I am still sad about the deaths of my children. I still cry when I think about them. In fact, I cried today, twice. Once in silence, the tears welling up in my eyes. Once more reminiscent of my early days after losing Naomi, with shoulder-shaking weeping because I just want my baby back! I am not entrenched in my grief as I was in those early, dark days, and I thank God for his mercy in carrying me through them. But I am also years out from my first loss, and even now, the sadness and grieving are still part of my life, part of who I am.
You may be there, too, whether your loss was five years ago, or five days ago - or even five decades ago, when a mother would be told outright to move on, to put the loss behind her. If you are, and you are wondering if this is normal or healthy, here is why it is perfectly okay to be sad that your baby is in Heaven.
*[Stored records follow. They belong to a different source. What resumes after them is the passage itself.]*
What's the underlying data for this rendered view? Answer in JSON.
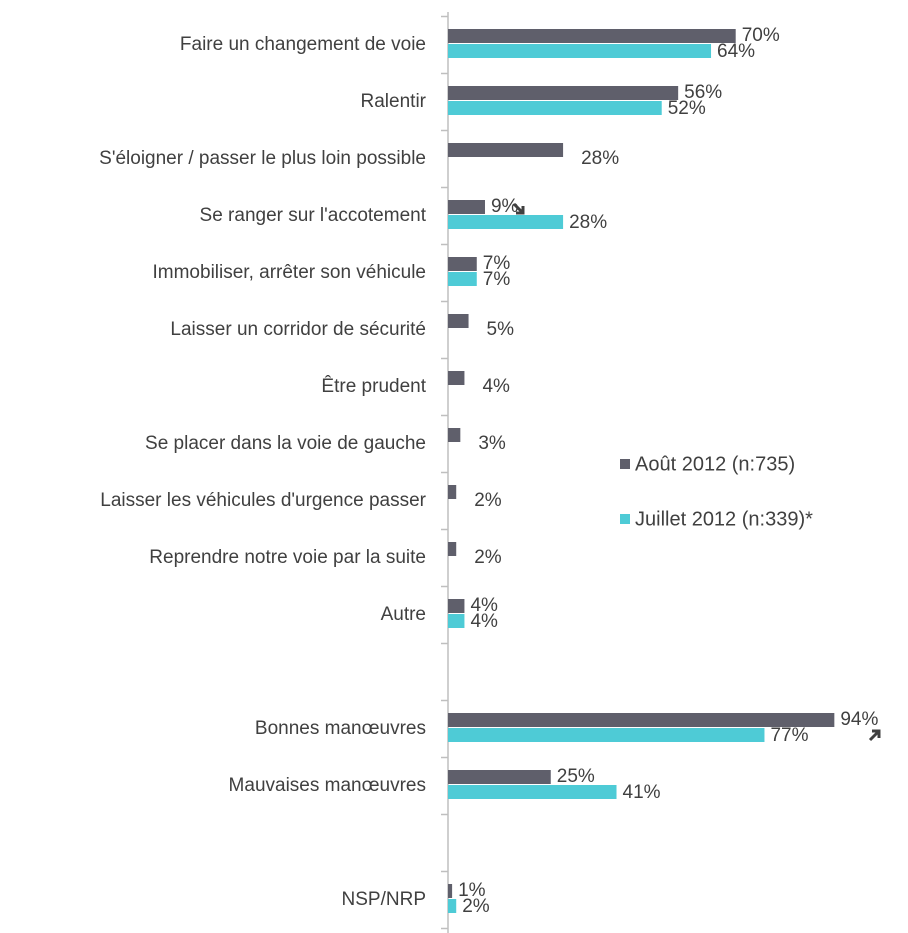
{
  "chart_data": {
    "type": "bar",
    "orientation": "horizontal",
    "categories": [
      "Faire un changement de voie",
      "Ralentir",
      "S'éloigner / passer le plus loin possible",
      "Se ranger sur l'accotement",
      "Immobiliser, arrêter son véhicule",
      "Laisser un corridor de sécurité",
      "Être prudent",
      "Se placer dans la voie de gauche",
      "Laisser les véhicules d'urgence passer",
      "Reprendre notre voie par la suite",
      "Autre",
      null,
      "Bonnes manœuvres",
      "Mauvaises manœuvres",
      null,
      "NSP/NRP"
    ],
    "series": [
      {
        "name": "Août 2012 (n:735)",
        "color": "#5f5f6b",
        "values": [
          70,
          56,
          28,
          9,
          7,
          5,
          4,
          3,
          2,
          2,
          4,
          null,
          94,
          25,
          null,
          1
        ],
        "value_labels": [
          "70%",
          "56%",
          "28%",
          "9%",
          "7%",
          "5%",
          "4%",
          "3%",
          "2%",
          "2%",
          "4%",
          null,
          "94%",
          "25%",
          null,
          "1%"
        ]
      },
      {
        "name": "Juillet 2012 (n:339)*",
        "color": "#4ecbd6",
        "values": [
          64,
          52,
          null,
          28,
          7,
          null,
          null,
          null,
          null,
          null,
          4,
          null,
          77,
          41,
          null,
          2
        ],
        "value_labels": [
          "64%",
          "52%",
          null,
          "28%",
          "7%",
          null,
          null,
          null,
          null,
          null,
          "4%",
          null,
          "77%",
          "41%",
          null,
          "2%"
        ]
      }
    ],
    "xlim": [
      0,
      100
    ],
    "legend": "right"
  }
}
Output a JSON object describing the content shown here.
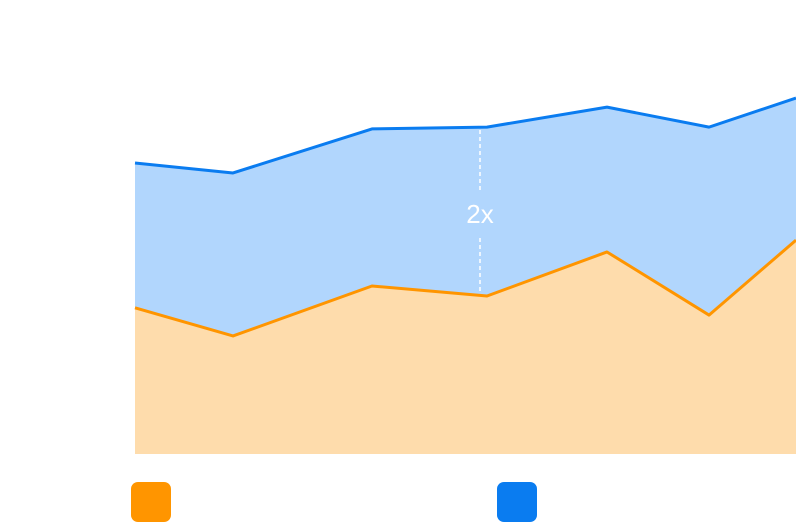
{
  "chart_data": {
    "type": "area",
    "annotation": "2x",
    "x": [
      0,
      98,
      237,
      352,
      472,
      574,
      661
    ],
    "xlim": [
      0,
      661
    ],
    "ylim": [
      0,
      100
    ],
    "grid": false,
    "series": [
      {
        "color": "#ff9500",
        "fill": "#fedcac",
        "values": [
          32.2,
          26.0,
          37.0,
          34.8,
          44.5,
          30.6,
          47.1
        ]
      },
      {
        "color": "#0a7cf0",
        "fill": "#b1d6fd",
        "values": [
          64.1,
          61.9,
          71.6,
          72.0,
          76.4,
          72.0,
          78.4
        ]
      }
    ]
  }
}
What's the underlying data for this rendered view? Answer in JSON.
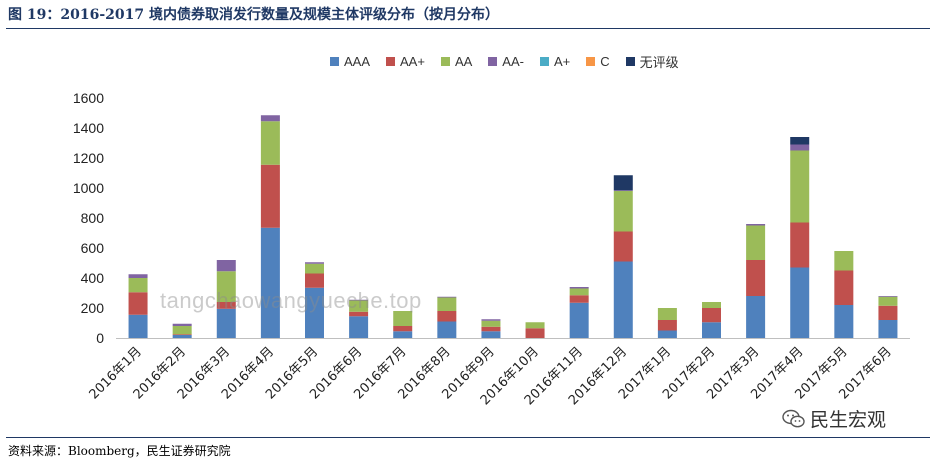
{
  "header": {
    "title": "图 19：2016-2017 境内债券取消发行数量及规模主体评级分布（按月分布）"
  },
  "footer": {
    "source": "资料来源：Bloomberg，民生证券研究院"
  },
  "watermark": {
    "text": "tangchaowangyueche.top"
  },
  "brand": {
    "name": "民生宏观",
    "icon": "wechat-icon"
  },
  "chart_data": {
    "type": "bar",
    "stacked": true,
    "title": "",
    "xlabel": "",
    "ylabel": "",
    "ylim": [
      0,
      1600
    ],
    "yticks": [
      0,
      200,
      400,
      600,
      800,
      1000,
      1200,
      1400,
      1600
    ],
    "ytick_labels": [
      "0",
      "200",
      "400",
      "600",
      "800",
      "1000",
      "1200",
      "1400",
      "1600"
    ],
    "legend_position": "top-center",
    "grid": false,
    "categories": [
      "2016年1月",
      "2016年2月",
      "2016年3月",
      "2016年4月",
      "2016年5月",
      "2016年6月",
      "2016年7月",
      "2016年8月",
      "2016年9月",
      "2016年10月",
      "2016年11月",
      "2016年12月",
      "2017年1月",
      "2017年2月",
      "2017年3月",
      "2017年4月",
      "2017年5月",
      "2017年6月"
    ],
    "series": [
      {
        "name": "AAA",
        "color": "#4f81bd",
        "values": [
          155,
          20,
          195,
          735,
          335,
          145,
          45,
          110,
          45,
          0,
          235,
          510,
          50,
          105,
          280,
          470,
          220,
          120
        ]
      },
      {
        "name": "AA+",
        "color": "#c0504d",
        "values": [
          150,
          5,
          45,
          420,
          95,
          30,
          35,
          70,
          30,
          65,
          50,
          200,
          70,
          95,
          240,
          300,
          230,
          95
        ]
      },
      {
        "name": "AA",
        "color": "#9bbb59",
        "values": [
          95,
          55,
          205,
          290,
          65,
          75,
          100,
          90,
          40,
          40,
          45,
          270,
          80,
          40,
          230,
          480,
          130,
          60
        ]
      },
      {
        "name": "AA-",
        "color": "#8064a2",
        "values": [
          25,
          15,
          75,
          40,
          10,
          5,
          0,
          5,
          10,
          0,
          10,
          5,
          0,
          0,
          10,
          40,
          0,
          5
        ]
      },
      {
        "name": "A+",
        "color": "#4bacc6",
        "values": [
          0,
          0,
          0,
          0,
          0,
          0,
          0,
          0,
          0,
          0,
          0,
          0,
          0,
          0,
          0,
          0,
          0,
          0
        ]
      },
      {
        "name": "C",
        "color": "#f79646",
        "values": [
          0,
          0,
          0,
          0,
          0,
          0,
          0,
          0,
          0,
          0,
          0,
          0,
          0,
          0,
          0,
          0,
          0,
          0
        ]
      },
      {
        "name": "无评级",
        "color": "#1f3864",
        "values": [
          0,
          0,
          0,
          0,
          0,
          0,
          0,
          0,
          0,
          0,
          0,
          100,
          0,
          0,
          0,
          50,
          0,
          0
        ]
      }
    ]
  }
}
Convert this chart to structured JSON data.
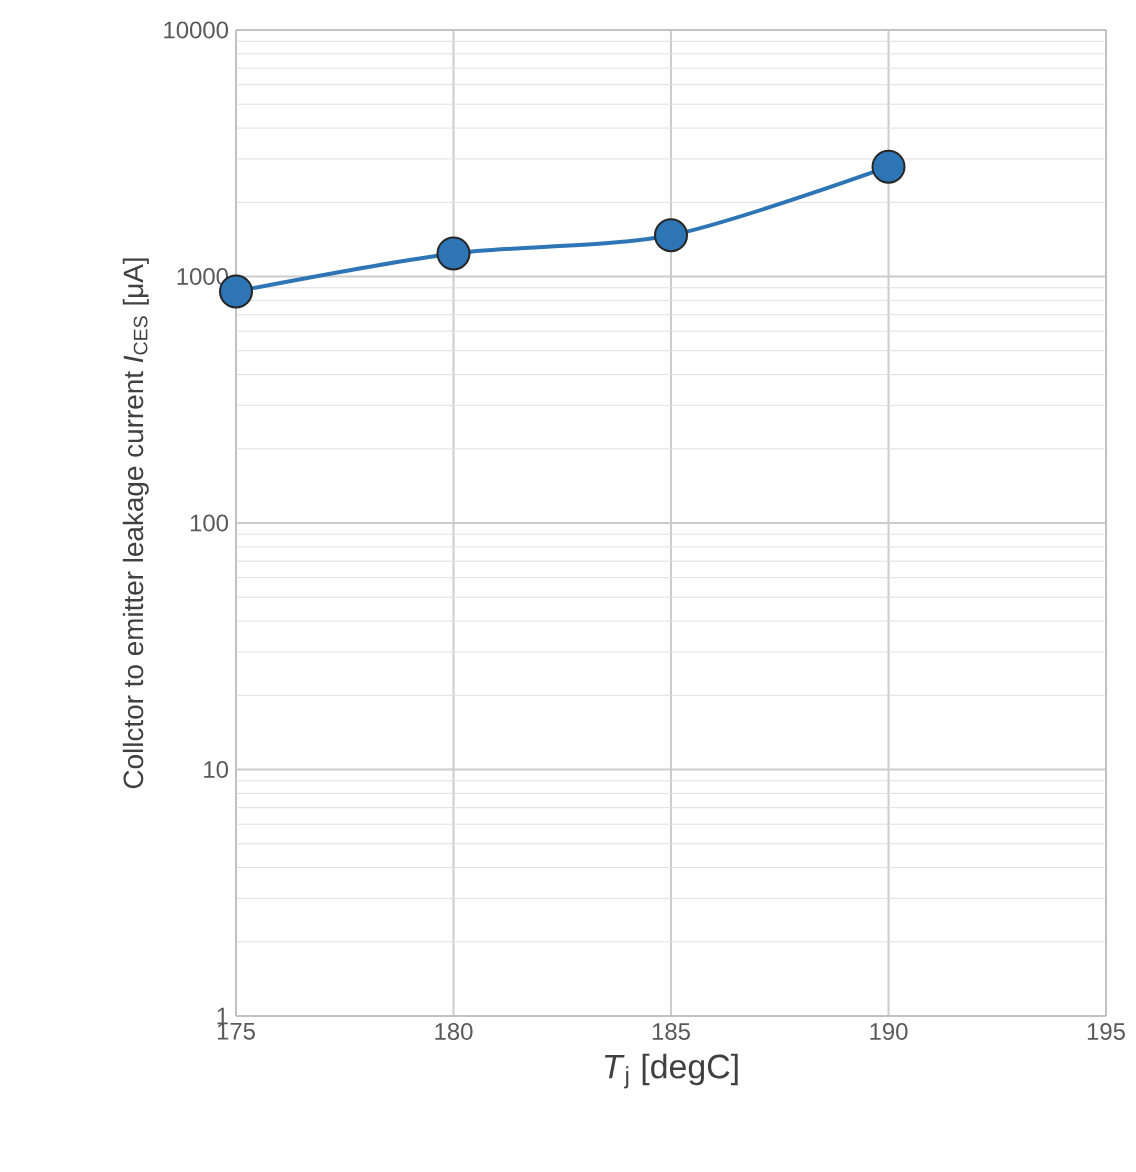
{
  "chart_data": {
    "type": "line",
    "xlabel": "*T*$_{j}$ [degC]",
    "ylabel": "Collctor to emitter leakage current *I*$_{CES}$ [μA]",
    "x": [
      175,
      180,
      185,
      190
    ],
    "series": [
      {
        "color": "#2e75b6",
        "values": [
          870,
          1240,
          1470,
          2790
        ]
      }
    ],
    "xlim": [
      175,
      195
    ],
    "xticks": [
      175,
      180,
      185,
      190,
      195
    ],
    "ylim": [
      1,
      10000
    ],
    "yticks": [
      1,
      10,
      100,
      1000,
      10000
    ],
    "log": "y",
    "grid": true,
    "marker": "circle",
    "line_style": "solid"
  }
}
- Because you miss your child. At its heart, grief is mostly about what or who we are missing. When a loved one succumbs to Alzheimer's, the grieving begins early on, because while the person is still physically here, the person you know them to be is slipping away, and you miss that person very much. When your baby dies, whether in pregnancy or infancy, you miss your child. You miss being pregnant, you miss taking care of him, you miss making plans for the future. You miss everything. And you will miss your child always. The hurt will not always be as bad as at the beginning, but the missing goes on for a lifetime. And that is okay.
- Because your life has been irreversibly changed. Not all of those changes are bad, although at the beginning of this journey it feels impossible that anything good will come of it. But good or bad, change is hard. You are no longer the person you were before your loss, and your life is not the same. Many women who lose a baby see that date as a clear "before" and "after" line. That change is hard to adjust to, and it comes out, often, in our sadness and tears. And that is okay.
- Because the world has lost a precious, irreplaceable soul. I will never know what difference in the world or in the kingdom of God my babies would have made. I will never know if they would have had the same curly blond hair as their brother and sister, or their daddy's love of music. And while I may know that they are in a better place (which I firmly believe they are), I grieve the loss of their impact on our family, our community, and our world. I notice Naomi's absence from this year's kindergarten Sunday School class, and the empty chair that Kyria would have filled in the four-year-old music class on Wednesday nights. I wonder, and it makes me sad, even years later. And that is okay!
But when you feel sad that your baby is in Heaven, I want you to know - it's normal, and it's okay!!